Minority
I can imagine a day when the term "minority" garners a questioning look from an average person on the street. For example, media are referring to Boston, Massachusetts as a "majority minority city". This is an overtly racialist term, because the term refers to a contrast between "white" people and "people of color", who comprise so-called minorities in numbers which create a joined majority of the city's population. My "minority", LGBT people, is not factored in this use of the word, since my minority crosses all racial and ethnic boundaries. This does contribute to my perspective on this issue.
The process of becoming politically powerful in government in order to change discriminatory laws has the eventual downside of propagating racialism after these categories become less socially and politically relevant. Those most impacted historically by racism are prone to becoming practical racists in seeking support and political power. They are prone to continue to exploit their own racial or ethnic identity over their actual worthiness and qualifications to govern.
Media reports on our recent mayoral contest in Boston are rich with this racialism. There is no notable acknowledgment by the reporters that this is socially divisive. It is the same unconscious racialism that can foster racist behaviors which divide a diverse population rather than promote harmony and cooperation. Listening to the reports confirms there are still a White Boston, a Black Boston, an Hispanic Boston and an Asian Boston.
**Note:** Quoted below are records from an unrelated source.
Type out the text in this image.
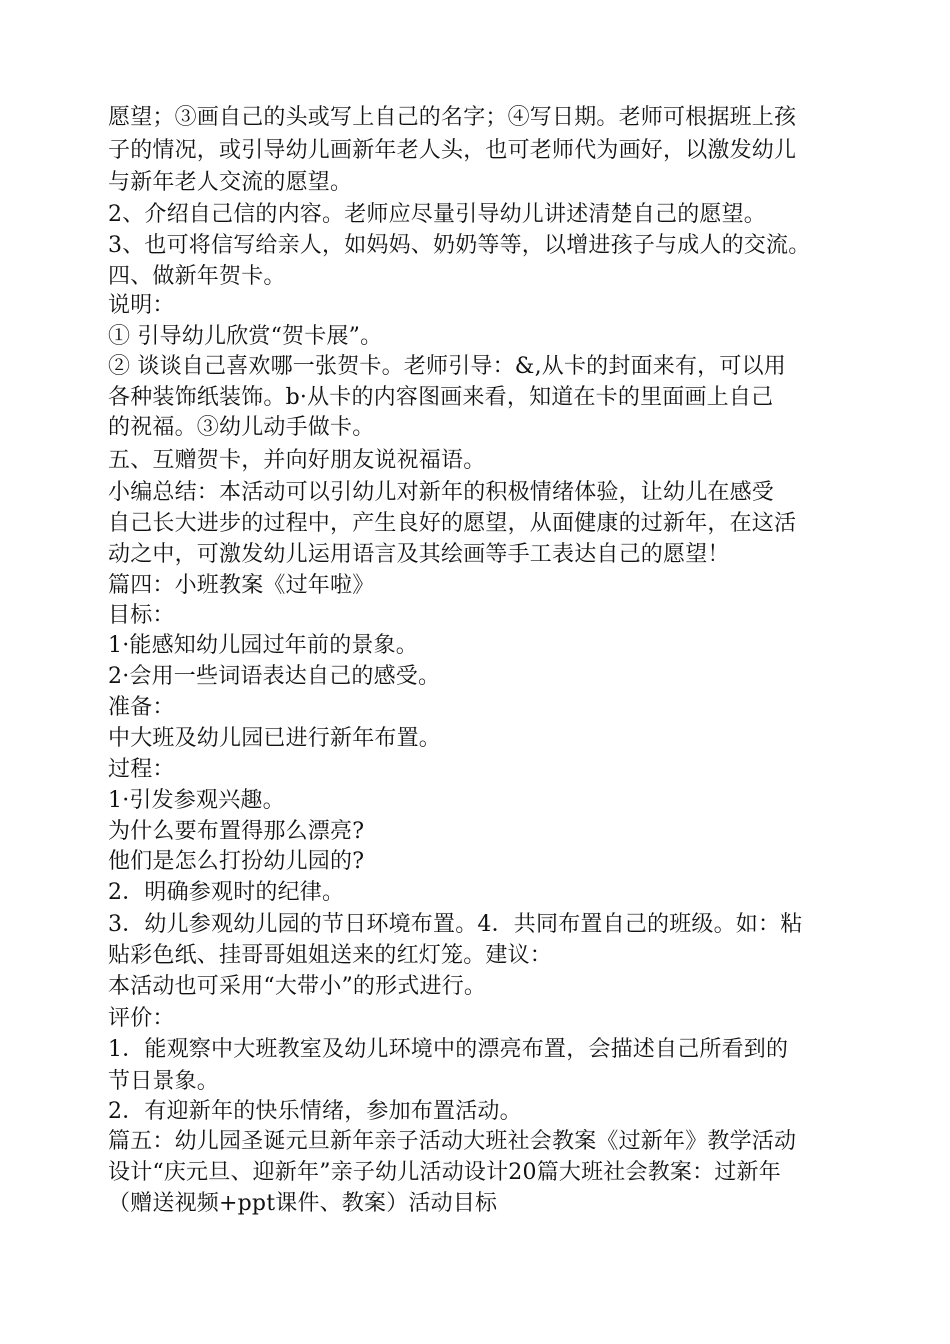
愿望；③画自己的头或写上自己的名字；④写日期。老师可根据班上孩
子的情况，或引导幼儿画新年老人头，也可老师代为画好，以激发幼儿
与新年老人交流的愿望。
2、介绍自己信的内容。老师应尽量引导幼儿讲述清楚自己的愿望。
3、也可将信写给亲人，如妈妈、奶奶等等，以增进孩子与成人的交流。
四、做新年贺卡。
说明：
① 引导幼儿欣赏“贺卡展”。
② 谈谈自己喜欢哪一张贺卡。老师引导：&,从卡的封面来有，可以用
各种装饰纸装饰。b·从卡的内容图画来看，知道在卡的里面画上自己
的祝福。③幼儿动手做卡。
五、互赠贺卡，并向好朋友说祝福语。
小编总结：本活动可以引幼儿对新年的积极情绪体验，让幼儿在感受
自己长大进步的过程中，产生良好的愿望，从面健康的过新年，在这活
动之中，可激发幼儿运用语言及其绘画等手工表达自己的愿望！
篇四：小班教案《过年啦》
目标：
1·能感知幼儿园过年前的景象。
2·会用一些词语表达自己的感受。
准备：
中大班及幼儿园已进行新年布置。
过程：
1·引发参观兴趣。
为什么要布置得那么漂亮?
他们是怎么打扮幼儿园的?
2．明确参观时的纪律。
3．幼儿参观幼儿园的节日环境布置。4．共同布置自己的班级。如：粘
贴彩色纸、挂哥哥姐姐送来的红灯笼。建议：
本活动也可采用“大带小”的形式进行。
评价：
1．能观察中大班教室及幼儿环境中的漂亮布置，会描述自己所看到的
节日景象。
2．有迎新年的快乐情绪，参加布置活动。
篇五：幼儿园圣诞元旦新年亲子活动大班社会教案《过新年》教学活动
设计“庆元旦、迎新年”亲子幼儿活动设计20篇大班社会教案：过新年
（赠送视频+ppt课件、教案）活动目标
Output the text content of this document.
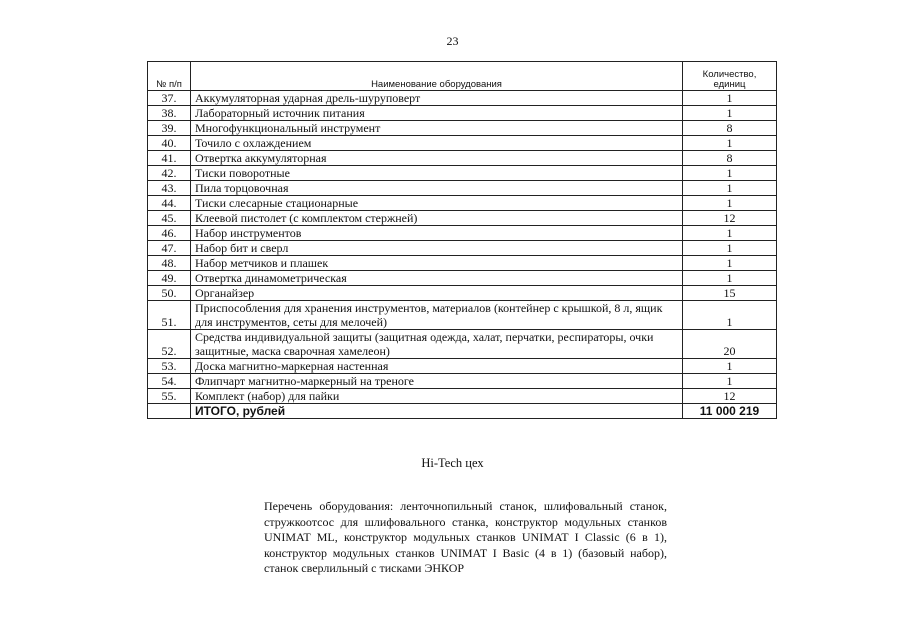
23
№ п/п	Наименование оборудования	Количество, единиц
37.	Аккумуляторная ударная дрель-шуруповерт	1
38.	Лабораторный источник питания	1
39.	Многофункциональный инструмент	8
40.	Точило с охлаждением	1
41.	Отвертка аккумуляторная	8
42.	Тиски поворотные	1
43.	Пила торцовочная	1
44.	Тиски слесарные стационарные	1
45.	Клеевой пистолет (с комплектом стержней)	12
46.	Набор инструментов	1
47.	Набор бит и сверл	1
48.	Набор метчиков и плашек	1
49.	Отвертка динамометрическая	1
50.	Органайзер	15
51.	Приспособления для хранения инструментов, материалов (контейнер с крышкой, 8 л, ящик для инструментов, сеты для мелочей)	1
52.	Средства индивидуальной защиты (защитная одежда, халат, перчатки, респираторы, очки защитные, маска сварочная хамелеон)	20
53.	Доска магнитно-маркерная настенная	1
54.	Флипчарт магнитно-маркерный на треноге	1
55.	Комплект (набор) для пайки	12
	ИТОГО, рублей	11 000 219
Hi-Tech цех
Перечень оборудования: ленточнопильный станок, шлифовальный станок, стружкоотсос для шлифовального станка, конструктор модульных станков UNIMAT ML, конструктор модульных станков UNIMAT I Classic (6 в 1), конструктор модульных станков UNIMAT I Basic (4 в 1) (базовый набор), станок сверлильный с тисками ЭНКОР
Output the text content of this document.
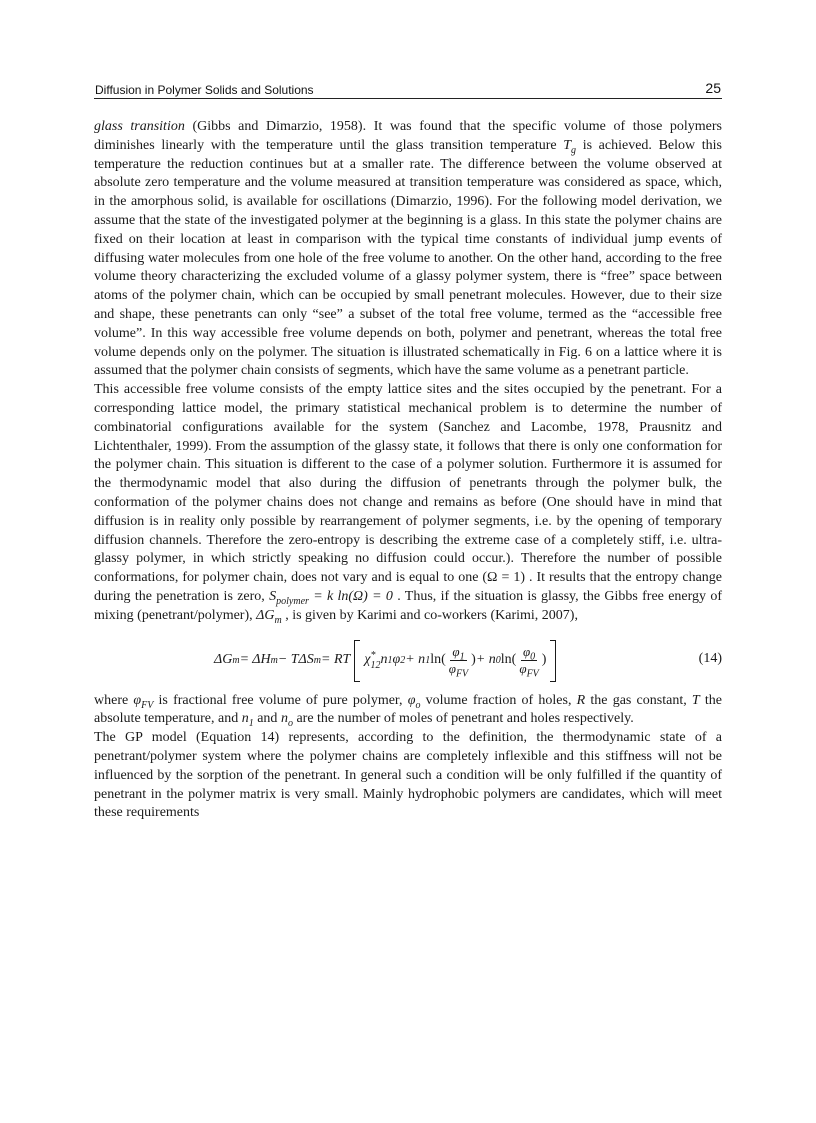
Diffusion in Polymer Solids and Solutions	25

glass transition (Gibbs and Dimarzio, 1958). It was found that the specific volume of those polymers diminishes linearly with the temperature until the glass transition temperature $T_g$ is achieved. Below this temperature the reduction continues but at a smaller rate. The difference between the volume observed at absolute zero temperature and the volume measured at transition temperature was considered as space, which, in the amorphous solid, is available for oscillations (Dimarzio, 1996). For the following model derivation, we assume that the state of the investigated polymer at the beginning is a glass. In this state the polymer chains are fixed on their location at least in comparison with the typical time constants of individual jump events of diffusing water molecules from one hole of the free volume to another. On the other hand, according to the free volume theory characterizing the excluded volume of a glassy polymer system, there is “free” space between atoms of the polymer chain, which can be occupied by small penetrant molecules. However, due to their size and shape, these penetrants can only “see” a subset of the total free volume, termed as the “accessible free volume”. In this way accessible free volume depends on both, polymer and penetrant, whereas the total free volume depends only on the polymer. The situation is illustrated schematically in Fig. 6 on a lattice where it is assumed that the polymer chain consists of segments, which have the same volume as a penetrant particle.

This accessible free volume consists of the empty lattice sites and the sites occupied by the penetrant. For a corresponding lattice model, the primary statistical mechanical problem is to determine the number of combinatorial configurations available for the system (Sanchez and Lacombe, 1978, Prausnitz and Lichtenthaler, 1999). From the assumption of the glassy state, it follows that there is only one conformation for the polymer chain. This situation is different to the case of a polymer solution. Furthermore it is assumed for the thermodynamic model that also during the diffusion of penetrants through the polymer bulk, the conformation of the polymer chains does not change and remains as before (One should have in mind that diffusion is in reality only possible by rearrangement of polymer segments, i.e. by the opening of temporary diffusion channels. Therefore the zero-entropy is describing the extreme case of a completely stiff, i.e. ultra-glassy polymer, in which strictly speaking no diffusion could occur.). Therefore the number of possible conformations, for polymer chain, does not vary and is equal to one (Ω = 1) . It results that the entropy change during the penetration is zero, $S_{polymer} = k$ ln(Ω) = 0 . Thus, if the situation is glassy, the Gibbs free energy of mixing (penetrant/polymer), $\Delta G_m$ , is given by Karimi and co-workers (Karimi, 2007),

ΔG m = ΔH m − TΔS m = RT χ *
12 n 1 φ 2 + n 1 $\ln( \frac{\varphi_1}{\varphi_{FV}}$ ) + n 0 $\ln( \frac{\varphi_0}{\varphi_{FV}}$ )	(14)

where $\varphi_{FV}$ is fractional free volume of pure polymer, $\varphi_o$ volume fraction of holes, R the gas constant, T the absolute temperature, and $n_1$ and $n_o$ are the number of moles of penetrant and holes respectively.

The GP model (Equation 14) represents, according to the definition, the thermodynamic state of a penetrant/polymer system where the polymer chains are completely inflexible and this stiffness will not be influenced by the sorption of the penetrant. In general such a condition will be only fulfilled if the quantity of penetrant in the polymer matrix is very small. Mainly hydrophobic polymers are candidates, which will meet these requirements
However, as I walk through my own multiracial neighborhood, I know this is untrue for the city as a whole, but perhaps true for some sections of the city which have become racially or ethnically stagnant for a number of reasons, which include the racial and/or ethnic choices of their inhabitants to live in a racially/ethnically homogeneous neighborhood.
A new way of encouraging inclusion will most likely evolve. However, those who have ascended to economic and social power by exploiting diversity will be loathe to participate in that conscious evolution. Their self-interests will likely trump their desire to disarm racialism as a political and financial weapon. Moving on, a slogan in the Obama campaigns, isn't easy. It does not mean the ascendancy of another minority class of power brokers over the diverse majority.